If we have seen a ‘ski-ska-punk’ theme before (ski being a pun with skin) with AW2008-2009, this one could be ‘skin-ska-mod-glam‘, as the four elements, which are historically intertwined, were the basis for the outfits displayed last Friday.
This is why some ensembles had an air of deja vu, with a huge caveat though: all models wore platform boots! Dan, who was running the casting, stated that the first thing they did was have the models wear the boots. If they could walk in them, they more or less got the gig!
Note that as a friend of mine pointed out, this looked nearly like a winter collection. We are used to Summer shows with several models wearing next to nothing (swimming briefs and flip-flops for instance), but here we had some solid clothes which if you think about it, might actually fit a British summer, as opposed to one in Mykonos the twins have gotten us used to.
For those who are unfamiliar with urban sub-cultures of 40-50 years ago, the previous post contains a family tree of the youth tribes involved and some of their ramifications. There might be a few arrows and sub-groups missing but the general lines are there.
Even the glam connection which might at first sight appear out of place, in reality has some historical accuracy. The band Slade being the best example: sporting (for commercial reasons in fact) the full skinhead look in 1969, they will evolve into the most extreme form of glam style.
‘Mods‘: in the pork-pie hats, the green parkas and the multitude of Mod inspired patches, like Union Jacks, scooter club colours, or “The What?”, a reference to cult band The Who.
‘Glam‘: in the glittered platform boots, the cut of the trousers, the glitter and svarowsky on Jumpers and jackets, the silver pants, and in the hairstyle of some of the models.

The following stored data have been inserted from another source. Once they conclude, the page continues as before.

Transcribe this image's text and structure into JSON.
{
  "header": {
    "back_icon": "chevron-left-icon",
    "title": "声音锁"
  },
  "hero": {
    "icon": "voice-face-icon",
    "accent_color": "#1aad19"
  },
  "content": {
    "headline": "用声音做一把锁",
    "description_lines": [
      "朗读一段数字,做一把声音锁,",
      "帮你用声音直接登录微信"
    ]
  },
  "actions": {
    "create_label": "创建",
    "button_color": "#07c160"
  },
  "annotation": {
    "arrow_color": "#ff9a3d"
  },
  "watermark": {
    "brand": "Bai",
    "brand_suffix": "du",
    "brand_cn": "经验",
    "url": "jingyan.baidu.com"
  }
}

‘Punk‘: a minimal presence here, the genre being already covered in the Winter collection, but still, some components are unmistakably part of this seminal sub-culture, like the leather bracelets, the use of chains for braces, the padlock and chain necklaces, and may be even the striped woolen jumper, which was worn by the early punters at “Sex”, the shop on King’s road where Malcolm McLaren and Vivienne Westwood created the look that was to become punk.
‘Skinhead‘: here, two branches of the style were represented.
Firstly, the traditional 1969 skin, in the checked shirts, braces and cropped hair, and chunky knit cardigans.
Secondly the more extreme revival skinhead look of the late 70’s and early 80’s: very high cropped beached jeans, bleached denim jackets, camouflage cargo pants and jackets, white laces on black boots (which in some countries was associated to racist politics), bombers, facial tattoos, and prints on t-shirts that have the same aestethics as skin tees of the mid 80’s era. Of course, the look is softened and toned down with for instance, flower motifs on a bomber jacket, and let’s not forget the crazy boots.
Note that skins are back in a big way, just look at the below photo of the Givenchy collection!
‘Two tone‘: in the pork pies, the black and white outfits and the typical black and white check on the parkas (‘two-tone’, being beyond pure aesthetics, a strong political statement in the Britain of the late 70’s, where the sentiment against West Indies immigrants was growing strong amongst working class youths).
And to finish the show, the Caten brothers wore a rainbow ribbon scarf to honour the lost lives in Orlando. They also wore knee-high plaform boots, as they had to be able to reach the models to fix details before the guys went onto the runway, and as the twins are short to start with, it would have been impossible as all models were elevated by several inches in their fancy footwear.